Over the few months I have house trained him, worked on building his confidence and bringing him out of his shell and I absolutely love him, but unfortunately with everyone now returning back to work after furlough etc, there isn't anywhere for him to stay during the times we are out of the house at work. He is house trained but gets extremely anxious and nervous when left alone, if I leave him in my room just to run downstairs and get a drink, sometimes he will get so anxious he will pee.

My family have told me they will have to take him back to the rescue home as it will be cruel for him to just be put outside or put in a cage for 8 hours a day.

I feel extremely guilty and I just can't stop worrying what If we do take him back and he misses me and falls back into his old shy self. The place we got him from isn't your run of the mill rehoming centre, it is a lady who takes them into her home and looks after them so I know he will be looked after there, but I just keep thinking about if he will feel let down or feel like he did something wrong.

Sorry for rambling


----------



## mrs phas (Apr 6, 2014)

There will be many many more with the same reason, either returning their dogs to rescue
Or
Giving up their dogs, to rescue, or, selling them on, that came from bybs, (as I hope all dogs from reputable breeders will be returned to them)
I don't mean to sound cruel in anyway, but this just shows how irresponsible, and selfish, many people have been in
'wanting an animal now!'
Rather than thinking long term and
'can i cope when I go back to work'
'can i afford doggy day care, or a walker to come in'
'Can I afford a behaviourist if s/he's developed coping problems, cos I've always been there'
'can i cope with a sentient being, relying on me, for the next 13 years or more'
And on and on

I'm glad your family is returning him to where he came from,
Rather than selling him to try and get your money back
But
I'm afraid all my sympathy lays with your dog
He's the one that suffers in all this 

Edit because feeder and breeder are two different things


----------



## Beepeear (May 21, 2016)

mrs phas said:


> There will be many many more with the same reason, either returning their dogs to rescue
> Or
> Giving up their dogs, to rescue, or, selling them on, that came from bybs, (as I hope all dogs from reputable feeders will be returned to them)
> I don't mean to sound cruel in anyway, but this just shows how irresponsible, and selfish, many people have been in
> ...


We were initially told that he was already house trained and could be left alone which is a big reason as to why we adopted him, but as we learned this wasn't exactly true, as I said I have got him to the point where he knows to go outside when he is being supervised but when he is alone he can't control himself.


----------



## Ian246 (Oct 27, 2018)

This is a sad story. Hopefully the dog will find a home for the long term.
What happened to your Pug?


----------



## Ian246 (Oct 27, 2018)

Beepeear said:


> We were initially told that he was already house trained and could be left alone which is a big reason as to why we adopted him, but as we learned this wasn't exactly true, as I said I have got him to the point where he knows to go outside when he is being supervised but when he is alone he can't control himself.

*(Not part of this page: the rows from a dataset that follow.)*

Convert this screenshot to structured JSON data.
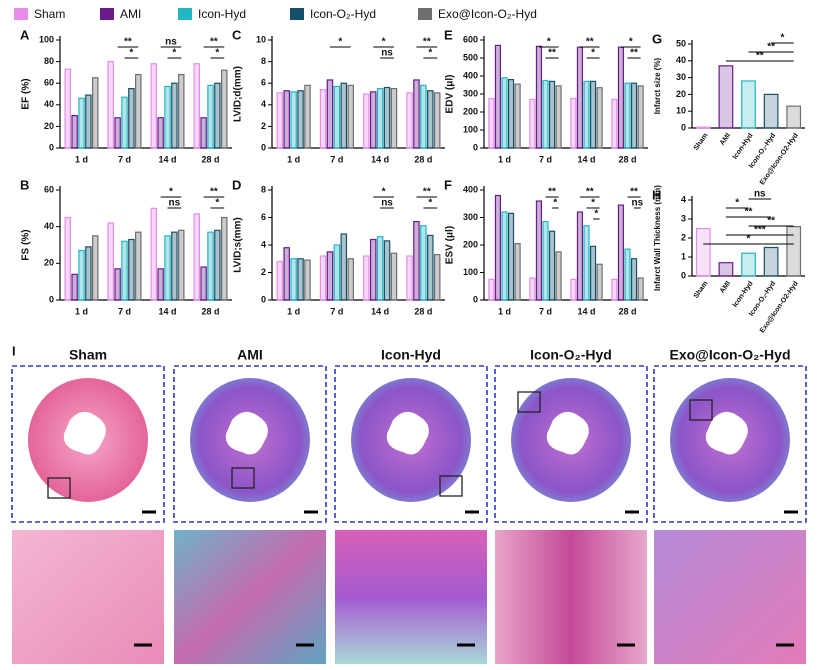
{
  "legend": [
    {
      "name": "Sham",
      "color": "#e58de8"
    },
    {
      "name": "AMI",
      "color": "#6a1b8a"
    },
    {
      "name": "Icon-Hyd",
      "color": "#22b5c2"
    },
    {
      "name": "Icon-O₂-Hyd",
      "color": "#17506a"
    },
    {
      "name": "Exo@Icon-O₂-Hyd",
      "color": "#6e6e6e"
    }
  ],
  "chart_data": [
    {
      "type": "grouped",
      "panel": "A",
      "ylabel": "EF (%)",
      "categories": [
        "1 d",
        "7 d",
        "14 d",
        "28 d"
      ],
      "ylim": [
        0,
        100
      ],
      "yticks": [
        0,
        20,
        40,
        60,
        80,
        100
      ],
      "series": [
        {
          "values": [
            73,
            80,
            78,
            78
          ]
        },
        {
          "values": [
            30,
            28,
            28,
            28
          ]
        },
        {
          "values": [
            46,
            47,
            57,
            58
          ]
        },
        {
          "values": [
            49,
            55,
            60,
            60
          ]
        },
        {
          "values": [
            65,
            68,
            68,
            72
          ]
        }
      ],
      "annotations": [
        {
          "text": "**",
          "category": 1,
          "between": [
            1,
            4
          ]
        },
        {
          "text": "*",
          "category": 1,
          "between": [
            2,
            4
          ]
        },
        {
          "text": "ns",
          "category": 2,
          "between": [
            1,
            4
          ]
        },
        {
          "text": "*",
          "category": 2,
          "between": [
            2,
            4
          ]
        },
        {
          "text": "**",
          "category": 3,
          "between": [
            1,
            4
          ]
        },
        {
          "text": "*",
          "category": 3,
          "between": [
            2,
            4
          ]
        }
      ]
    },
    {
      "type": "grouped",
      "panel": "C",
      "ylabel": "LVID;d(mm)",
      "categories": [
        "1 d",
        "7 d",
        "14 d",
        "28 d"
      ],
      "ylim": [
        0,
        10
      ],
      "yticks": [
        0,
        2,
        4,
        6,
        8,
        10
      ],
      "series": [
        {
          "values": [
            5.1,
            5.4,
            5.0,
            5.1
          ]
        },
        {
          "values": [
            5.3,
            6.3,
            5.2,
            6.3
          ]
        },
        {
          "values": [
            5.2,
            5.7,
            5.5,
            5.8
          ]
        },
        {
          "values": [
            5.3,
            6.0,
            5.6,
            5.3
          ]
        },
        {
          "values": [
            5.8,
            5.8,
            5.5,
            5.1
          ]
        }
      ],
      "annotations": [
        {
          "text": "*",
          "category": 1,
          "between": [
            1,
            4
          ]
        },
        {
          "text": "*",
          "category": 2,
          "between": [
            1,
            4
          ]
        },
        {
          "text": "ns",
          "category": 2,
          "between": [
            2,
            4
          ]
        },
        {
          "text": "**",
          "category": 3,
          "between": [
            1,
            4
          ]
        },
        {
          "text": "*",
          "category": 3,
          "between": [
            2,
            4
          ]
        }
      ]
    },
    {
      "type": "grouped",
      "panel": "E",
      "ylabel": "EDV (μl)",
      "categories": [
        "1 d",
        "7 d",
        "14 d",
        "28 d"
      ],
      "ylim": [
        0,
        600
      ],
      "yticks": [
        0,
        100,
        200,
        300,
        400,
        500,
        600
      ],
      "series": [
        {
          "values": [
            275,
            270,
            275,
            270
          ]
        },
        {
          "values": [
            570,
            565,
            560,
            560
          ]
        },
        {
          "values": [
            390,
            375,
            370,
            360
          ]
        },
        {
          "values": [
            380,
            370,
            370,
            360
          ]
        },
        {
          "values": [
            355,
            345,
            335,
            345
          ]
        }
      ],
      "annotations": [
        {
          "text": "*",
          "category": 1,
          "between": [
            1,
            4
          ]
        },
        {
          "text": "**",
          "category": 1,
          "between": [
            2,
            4
          ]
        },
        {
          "text": "**",
          "category": 2,
          "between": [
            1,
            4
          ]
        },
        {
          "text": "*",
          "category": 2,
          "between": [
            2,
            4
          ]
        },
        {
          "text": "*",
          "category": 3,
          "between": [
            1,
            4
          ]
        },
        {
          "text": "**",
          "category": 3,
          "between": [
            2,
            4
          ]
        }
      ]
    },
    {
      "type": "single",
      "panel": "G",
      "ylabel": "Infarct size (%)",
      "categories": [
        "Sham",
        "AMI",
        "Icon-Hyd",
        "Icon-O₂-Hyd",
        "Exo@Icon-O2-Hyd"
      ],
      "ylim": [
        0,
        50
      ],
      "yticks": [
        0,
        10,
        20,
        30,
        40,
        50
      ],
      "values": [
        0.5,
        37,
        28,
        20,
        13
      ],
      "annotations": [
        {
          "text": "**",
          "between": [
            1,
            4
          ]
        },
        {
          "text": "**",
          "between": [
            2,
            4
          ]
        },
        {
          "text": "*",
          "between": [
            3,
            4
          ]
        }
      ]
    },
    {
      "type": "grouped",
      "panel": "B",
      "ylabel": "FS (%)",
      "categories": [
        "1 d",
        "7 d",
        "14 d",
        "28 d"
      ],
      "ylim": [
        0,
        60
      ],
      "yticks": [
        0,
        20,
        40,
        60
      ],
      "series": [
        {
          "values": [
            45,
            42,
            50,
            47
          ]
        },
        {
          "values": [
            14,
            17,
            17,
            18
          ]
        },
        {
          "values": [
            27,
            32,
            35,
            37
          ]
        },
        {
          "values": [
            29,
            33,
            37,
            38
          ]
        },
        {
          "values": [
            35,
            37,
            38,
            45
          ]
        }
      ],
      "annotations": [
        {
          "text": "*",
          "category": 2,
          "between": [
            1,
            4
          ]
        },
        {
          "text": "ns",
          "category": 2,
          "between": [
            2,
            4
          ]
        },
        {
          "text": "**",
          "category": 3,
          "between": [
            1,
            4
          ]
        },
        {
          "text": "*",
          "category": 3,
          "between": [
            2,
            4
          ]
        }
      ]
    },
    {
      "type": "grouped",
      "panel": "D",
      "ylabel": "LVID;s(mm)",
      "categories": [
        "1 d",
        "7 d",
        "14 d",
        "28 d"
      ],
      "ylim": [
        0,
        8
      ],
      "yticks": [
        0,
        2,
        4,
        6,
        8
      ],
      "series": [
        {
          "values": [
            2.8,
            3.2,
            3.2,
            3.2
          ]
        },
        {
          "values": [
            3.8,
            3.5,
            4.4,
            5.7
          ]
        },
        {
          "values": [
            3.0,
            4.0,
            4.6,
            5.4
          ]
        },
        {
          "values": [
            3.0,
            4.8,
            4.3,
            4.7
          ]
        },
        {
          "values": [
            2.9,
            3.0,
            3.4,
            3.3
          ]
        }
      ],
      "annotations": [
        {
          "text": "*",
          "category": 2,
          "between": [
            1,
            4
          ]
        },
        {
          "text": "ns",
          "category": 2,
          "between": [
            2,
            4
          ]
        },
        {
          "text": "**",
          "category": 3,
          "between": [
            1,
            4
          ]
        },
        {
          "text": "*",
          "category": 3,
          "between": [
            2,
            4
          ]
        }
      ]
    },
    {
      "type": "grouped",
      "panel": "F",
      "ylabel": "ESV (μl)",
      "categories": [
        "1 d",
        "7 d",
        "14 d",
        "28 d"
      ],
      "ylim": [
        0,
        400
      ],
      "yticks": [
        0,
        100,
        200,
        300,
        400
      ],
      "series": [
        {
          "values": [
            75,
            80,
            75,
            75
          ]
        },
        {
          "values": [
            380,
            360,
            320,
            345
          ]
        },
        {
          "values": [
            320,
            285,
            270,
            185
          ]
        },
        {
          "values": [
            315,
            250,
            195,
            150
          ]
        },
        {
          "values": [
            205,
            175,
            130,
            80
          ]
        }
      ],
      "annotations": [
        {
          "text": "**",
          "category": 1,
          "between": [
            2,
            4
          ]
        },
        {
          "text": "*",
          "category": 1,
          "between": [
            3,
            4
          ]
        },
        {
          "text": "**",
          "category": 2,
          "between": [
            1,
            4
          ]
        },
        {
          "text": "*",
          "category": 2,
          "between": [
            2,
            4
          ]
        },
        {
          "text": "*",
          "category": 2,
          "between": [
            3,
            4
          ]
        },
        {
          "text": "**",
          "category": 3,
          "between": [
            2,
            4
          ]
        },
        {
          "text": "ns",
          "category": 3,
          "between": [
            3,
            4
          ]
        }
      ]
    },
    {
      "type": "single",
      "panel": "H",
      "ylabel": "Infarct Wall Thickness (mm)",
      "categories": [
        "Sham",
        "AMI",
        "Icon-Hyd",
        "Icon-O₂-Hyd",
        "Exo@Icon-O2-Hyd"
      ],
      "ylim": [
        0,
        4
      ],
      "yticks": [
        0,
        1,
        2,
        3,
        4
      ],
      "values": [
        2.5,
        0.7,
        1.2,
        1.5,
        2.6
      ],
      "annotations": [
        {
          "text": "*",
          "between": [
            0,
            4
          ]
        },
        {
          "text": "***",
          "between": [
            1,
            4
          ]
        },
        {
          "text": "**",
          "between": [
            2,
            4
          ]
        },
        {
          "text": "**",
          "between": [
            1,
            3
          ]
        },
        {
          "text": "*",
          "between": [
            1,
            2
          ]
        },
        {
          "text": "ns",
          "between": [
            2,
            3
          ]
        }
      ]
    }
  ],
  "histology": {
    "panel": "I",
    "groups": [
      "Sham",
      "AMI",
      "Icon-Hyd",
      "Icon-O₂-Hyd",
      "Exo@Icon-O₂-Hyd"
    ]
  }
}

Either way, it's not good to leave a dog on it's own for eight hours plus every day.


----------



## simplysardonic (Sep 1, 2009)

Will you be keeping your pug?


----------



## zidangus (Feb 20, 2021)

Beepeear said:


> So around November last year, my family decided to rescue a dog from a local rescue home.
> 
> At first he was extremely shy, wasn't house trained or anything as he had only been used for breeding and that's it.
> 
> ...


Could you not afford dog day care? It is an option for a lot of people who work 8 hours a day.


----------